Kissinger et Ford font alors savoir au prince Juan Carlos de l’époque que les États-Unis ne peuvent pas accepter la chute de la monarchie alaouite : il existe un risque qu’un gouvernement pro-soviétique comme celui de l’Algérie prenne le contrôle du Maroc ou du Sahara, donnant ainsi à l’URSS une base navale dans l’Atlantique.

Quelques jours plus tard, des centaines de milliers de civils avançaient du Maroc vers la frontière avec le Sahara lors de la « Marche verte », l’armée espagnole battait en retraite et l’armée marocaine prenait position. Sans trop de coups de feu, le Sahara occidental est devenu la dernière colonie d’Afrique.
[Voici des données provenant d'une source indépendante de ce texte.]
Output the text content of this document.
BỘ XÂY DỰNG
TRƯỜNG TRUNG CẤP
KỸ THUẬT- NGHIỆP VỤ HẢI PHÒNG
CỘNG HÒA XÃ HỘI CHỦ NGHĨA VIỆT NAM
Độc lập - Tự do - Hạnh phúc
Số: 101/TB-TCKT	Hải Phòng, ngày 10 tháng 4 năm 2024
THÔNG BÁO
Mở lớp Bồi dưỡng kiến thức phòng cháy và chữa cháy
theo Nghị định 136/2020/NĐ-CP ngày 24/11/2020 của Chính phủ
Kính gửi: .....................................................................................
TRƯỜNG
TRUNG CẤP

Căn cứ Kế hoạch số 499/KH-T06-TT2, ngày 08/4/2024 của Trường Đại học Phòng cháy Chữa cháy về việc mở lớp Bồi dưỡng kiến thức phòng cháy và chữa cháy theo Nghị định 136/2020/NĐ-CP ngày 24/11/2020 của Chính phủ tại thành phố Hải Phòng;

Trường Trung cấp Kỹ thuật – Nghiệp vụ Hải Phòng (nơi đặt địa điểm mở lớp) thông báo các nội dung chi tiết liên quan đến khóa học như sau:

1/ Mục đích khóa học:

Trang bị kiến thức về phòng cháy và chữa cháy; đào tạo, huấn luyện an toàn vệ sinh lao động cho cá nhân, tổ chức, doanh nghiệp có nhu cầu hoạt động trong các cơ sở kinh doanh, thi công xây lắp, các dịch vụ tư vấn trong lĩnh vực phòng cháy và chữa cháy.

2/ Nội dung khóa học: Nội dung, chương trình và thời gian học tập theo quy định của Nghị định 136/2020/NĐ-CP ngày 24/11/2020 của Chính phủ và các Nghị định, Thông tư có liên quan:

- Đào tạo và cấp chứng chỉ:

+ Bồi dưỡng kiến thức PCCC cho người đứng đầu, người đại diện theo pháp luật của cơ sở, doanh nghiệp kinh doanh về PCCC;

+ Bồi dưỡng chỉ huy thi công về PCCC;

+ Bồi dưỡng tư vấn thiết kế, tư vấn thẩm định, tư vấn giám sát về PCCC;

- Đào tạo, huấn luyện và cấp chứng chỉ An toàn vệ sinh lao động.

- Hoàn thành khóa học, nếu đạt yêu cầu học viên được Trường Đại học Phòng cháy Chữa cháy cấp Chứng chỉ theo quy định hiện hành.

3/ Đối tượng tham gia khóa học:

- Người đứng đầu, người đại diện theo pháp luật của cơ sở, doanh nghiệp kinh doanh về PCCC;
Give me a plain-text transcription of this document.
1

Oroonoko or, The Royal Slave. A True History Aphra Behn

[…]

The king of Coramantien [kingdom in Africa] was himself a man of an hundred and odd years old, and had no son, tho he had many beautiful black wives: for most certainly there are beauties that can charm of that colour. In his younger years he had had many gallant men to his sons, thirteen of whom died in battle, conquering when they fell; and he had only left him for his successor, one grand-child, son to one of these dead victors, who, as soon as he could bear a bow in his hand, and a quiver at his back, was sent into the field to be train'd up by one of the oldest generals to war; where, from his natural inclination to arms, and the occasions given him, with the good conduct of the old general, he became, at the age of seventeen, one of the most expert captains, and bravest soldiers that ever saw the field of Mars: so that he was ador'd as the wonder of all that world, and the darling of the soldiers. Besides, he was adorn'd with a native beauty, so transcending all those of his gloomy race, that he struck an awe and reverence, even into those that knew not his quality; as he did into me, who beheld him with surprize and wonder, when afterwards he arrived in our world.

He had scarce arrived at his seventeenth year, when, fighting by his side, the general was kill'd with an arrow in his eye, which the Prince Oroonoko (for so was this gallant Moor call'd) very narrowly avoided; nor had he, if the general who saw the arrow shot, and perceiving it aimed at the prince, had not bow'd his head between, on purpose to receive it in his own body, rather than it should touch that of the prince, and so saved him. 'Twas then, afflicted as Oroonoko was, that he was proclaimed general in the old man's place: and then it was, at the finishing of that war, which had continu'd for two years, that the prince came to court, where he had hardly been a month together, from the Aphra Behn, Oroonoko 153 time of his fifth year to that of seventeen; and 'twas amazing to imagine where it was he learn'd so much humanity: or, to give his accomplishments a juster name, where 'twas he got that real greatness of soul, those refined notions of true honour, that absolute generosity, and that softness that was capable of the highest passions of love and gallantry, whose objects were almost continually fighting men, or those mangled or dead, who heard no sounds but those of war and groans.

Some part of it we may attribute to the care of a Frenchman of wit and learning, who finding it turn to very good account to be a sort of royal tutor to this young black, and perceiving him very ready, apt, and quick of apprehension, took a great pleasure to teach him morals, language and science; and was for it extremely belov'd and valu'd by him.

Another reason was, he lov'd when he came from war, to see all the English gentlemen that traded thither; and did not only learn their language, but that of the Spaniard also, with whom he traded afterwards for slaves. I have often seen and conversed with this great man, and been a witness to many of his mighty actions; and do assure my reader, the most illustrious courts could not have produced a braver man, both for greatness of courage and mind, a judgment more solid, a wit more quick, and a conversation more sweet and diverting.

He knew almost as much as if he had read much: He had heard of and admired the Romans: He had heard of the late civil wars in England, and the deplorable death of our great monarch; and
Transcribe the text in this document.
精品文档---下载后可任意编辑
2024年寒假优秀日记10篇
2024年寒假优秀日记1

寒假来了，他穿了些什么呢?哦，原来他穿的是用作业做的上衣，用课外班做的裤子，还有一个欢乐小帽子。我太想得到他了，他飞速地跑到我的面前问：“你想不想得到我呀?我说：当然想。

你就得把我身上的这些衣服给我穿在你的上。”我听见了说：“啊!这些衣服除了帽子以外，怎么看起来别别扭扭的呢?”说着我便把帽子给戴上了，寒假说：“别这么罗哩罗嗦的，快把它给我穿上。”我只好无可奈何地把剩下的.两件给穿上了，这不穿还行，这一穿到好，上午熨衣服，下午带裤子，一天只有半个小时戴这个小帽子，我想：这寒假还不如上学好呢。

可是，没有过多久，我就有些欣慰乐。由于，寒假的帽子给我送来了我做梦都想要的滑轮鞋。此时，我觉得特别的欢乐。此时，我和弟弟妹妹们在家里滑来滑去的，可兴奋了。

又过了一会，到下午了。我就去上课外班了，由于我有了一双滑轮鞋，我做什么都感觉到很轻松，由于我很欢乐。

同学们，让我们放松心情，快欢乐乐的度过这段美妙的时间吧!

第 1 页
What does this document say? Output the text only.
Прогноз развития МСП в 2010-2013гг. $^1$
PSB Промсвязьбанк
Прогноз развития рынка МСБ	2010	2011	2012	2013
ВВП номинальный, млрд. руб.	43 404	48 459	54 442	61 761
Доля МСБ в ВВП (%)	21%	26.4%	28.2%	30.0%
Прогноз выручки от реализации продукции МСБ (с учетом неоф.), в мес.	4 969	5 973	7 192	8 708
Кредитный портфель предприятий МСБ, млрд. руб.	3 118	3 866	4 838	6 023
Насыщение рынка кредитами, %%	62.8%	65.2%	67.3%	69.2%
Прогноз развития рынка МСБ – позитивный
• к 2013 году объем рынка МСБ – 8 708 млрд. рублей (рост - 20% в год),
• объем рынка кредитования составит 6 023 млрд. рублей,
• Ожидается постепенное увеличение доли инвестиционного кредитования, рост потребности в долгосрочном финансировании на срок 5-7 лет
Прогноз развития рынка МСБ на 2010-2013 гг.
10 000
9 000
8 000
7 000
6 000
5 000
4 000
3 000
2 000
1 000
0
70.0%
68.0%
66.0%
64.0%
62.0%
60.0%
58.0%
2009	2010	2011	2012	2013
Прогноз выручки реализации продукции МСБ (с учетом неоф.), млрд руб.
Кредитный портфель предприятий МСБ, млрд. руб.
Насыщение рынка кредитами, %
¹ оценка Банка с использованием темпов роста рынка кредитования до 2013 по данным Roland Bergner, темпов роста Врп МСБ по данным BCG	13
Une clause secrète des accords de Madrid a assuré à l’Espagne une participation dans la mine de Bu-Craa après son départ du pays en 1975. Mais une guerre sanglante entre le Maroc et le Front Polisario s’est poursuivie jusqu’en 1991, entravant l’extraction. Le Maroc s’est concentré sur la protection du « triangle utile », qui comprend la mine de phosphate. Pendant de nombreuses années, cependant, la vulnérabilité de la ceinture a empêché l’exploitation de la mine. Cela n’avait pas d’importance. A l’époque, comme aujourd’hui, la guerre sert aussi à produire une pénurie artificielle.